Muito se tem debatido nos últimos anos sobre a crise atual que vivemos em diferentes níveis na Igreja (litúrgico, pastoral, doutrinário, etc.). Determinadas análises tendem a gerar vastas opiniões diferentes e divergências extremamente relevantes para a vida eclesial. Assim, nos momentos em que as crises se tornam mais perceptíveis, é improtelável ter a capacidade de, com serenidade, olhar para trás na história – onde não faltam exemplos de tribulações nem de grandes triunfos em momentos difíceis – e identificar onde os homens de Deus sempre lançaram a sua âncora para auxiliar os seus próximos no caminho da fidelidade a Cristo e da comunhão eclesial.


Com a intenção de tratar com cuidado e maior precisão possível cada um dos temas – vida sacramental e prática pastoral – gostaria de deixar como premissa que este é um texto de apologia da relação benéfica existente entre esses dois pilares. Portanto, é falsa a ideia – infelizmente crescente – de que uma ação positiva a nível sacramental é capaz de gerar males para o apostolado da Igreja e vice-versa. Não podemos crer que dois elementos da vida eclesial e, certamente, desejados por Cristo sejam contraditórios e se prejudiquem, e se isso acontece, é porque há algo fora do lugar.

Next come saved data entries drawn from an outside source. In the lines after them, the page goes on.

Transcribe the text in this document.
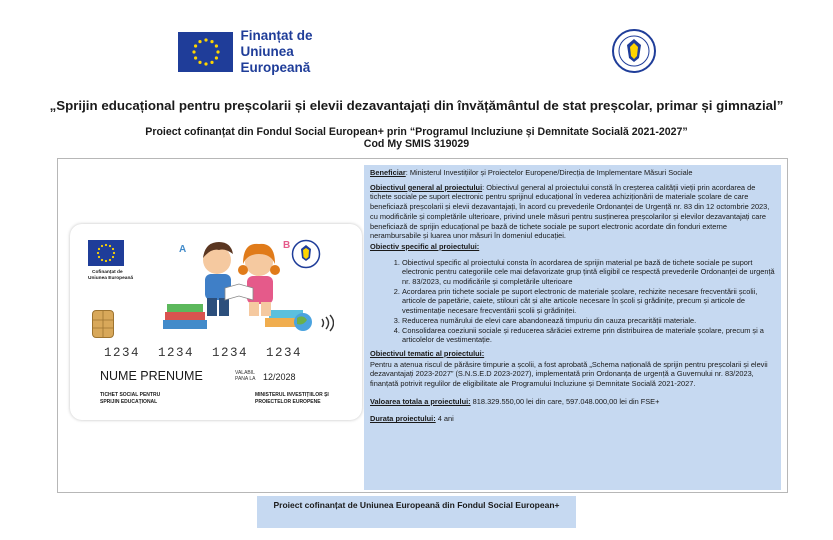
Finanțat de
Uniunea Europeană
„Sprijin educațional pentru preșcolarii și elevii dezavantajați din învățământul de stat preșcolar, primar și gimnazial”
Proiect cofinanțat din Fondul Social European+ prin “Programul Incluziune și Demnitate Socială 2021-2027”
Cod My SMIS 319029
Cofinanțat de
Uniunea Europeană
B
A
1234 1234 1234 1234
NUME PRENUME	VALABIL
PANA LA 12/2028
TICHET SOCIAL PENTRU
SPRIJIN EDUCAȚIONAL
MINISTERUL INVESTIȚIILOR ȘI
PROIECTELOR EUROPENE

Beneficiar: Ministerul Investițiilor și Proiectelor Europene/Direcția de Implementare Măsuri Sociale

Obiectivul general al proiectului: Obiectivul general al proiectului constă în creșterea calității vieții prin acordarea de tichete sociale pe suport electronic pentru sprijinul educațional în vederea achiziționării de materiale școlare de care beneficiază preșcolarii și elevii dezavantajați, în acord cu prevederile Ordonanței de Urgență nr. 83 din 12 octombrie 2023, cu modificările și completările ulterioare, privind unele măsuri pentru susținerea preșcolarilor și elevilor dezavantajați care beneficiază de sprijin educațional pe bază de tichete sociale pe suport electronic acordate din fonduri externe nerambursabile și luarea unor măsuri în domeniul educației.

Obiectiv specific al proiectului:

1. Obiectivul specific al proiectului consta în acordarea de sprijin material pe bază de tichete sociale pe suport electronic pentru categoriile cele mai defavorizate grup țintă eligibil ce respectă prevederile Ordonanței de urgență nr. 83/2023, cu modificările și completările ulterioare
2. Acordarea prin tichete sociale pe suport electronic de materiale școlare, rechizite necesare frecventării școlii, articole de papetărie, caiete, stilouri cât și alte articole necesare în școli și grădinițe, precum și articole de vestimentație necesare frecventării școlii și grădiniței.
3. Reducerea numărului de elevi care abandonează timpuriu din cauza precarității materiale.
4. Consolidarea coeziunii sociale și reducerea sărăciei extreme prin distribuirea de materiale școlare, precum și a articolelor de vestimentație.

Obiectivul tematic al proiectului:

Pentru a atenua riscul de părăsire timpurie a școlii, a fost aprobată „Schema națională de sprijin pentru preșcolarii și elevii dezavantajați 2023-2027” (S.N.S.E.D 2023-2027), implementată prin Ordonanța de urgență a Guvernului nr. 83/2023, finanțată potrivit regulilor de eligibilitate ale Programului Incluziune și Demnitate Socială 2021-2027.

Valoarea totala a proiectului: 818.329.550,00 lei din care, 597.048.000,00 lei din FSE+

Durata proiectului: 4 ani

Proiect cofinanțat de Uniunea Europeană din Fondul Social European+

Boa parte desse atual debate cresceu sobre o plano de fundo de uma falsa perspectiva de contradição entre a vida sacramental dos fiéis, que é de fato o meio ordinário de santificação[1], e a prática pastoral, que pode ser aqui resumida como o modo com que a Igreja se estrutura na práxis, em cada período de sua história, para uma evangelização mais eficaz e frutuosa, a fim de cumprir do modo mais pleno possível o mandato do Senhor, que nos envia a todos com a missão de espalhar a Boa Nova de seu Evangelho[2]. Se pudéssemos aqui fazer uma breve analogia para explicar o quanto essa teoria de contradição é falsa, seria como se disséssemos que fé e razão também fossem contraditórias. Ora, como pode ser que as duas vias que o próprio Deus concedeu ao homem para o conhecimento da verdade sejam capazes de se contradizer? Ao contrário, diz São João Paulo II que “não há motivo para existir concorrência entre a razão e a fé: uma implica a outra, e cada qual tem o seu espaço próprio de realização”[3]. Da mesma forma que Deus quis que o homem fosse racional e ao mesmo tempo capaz também de alcançar verdades mais elevadas através da fé, é verídico que Deus concedeu na Nova Aliança a vida sacramental como meio ordinário de salvação e o mandato da vida apostólica como parte de seu ensinamento para o cristão batizado, e essas vontades divinas não podem se chocar, mas devem caminhar juntas na busca da perfeição cristã.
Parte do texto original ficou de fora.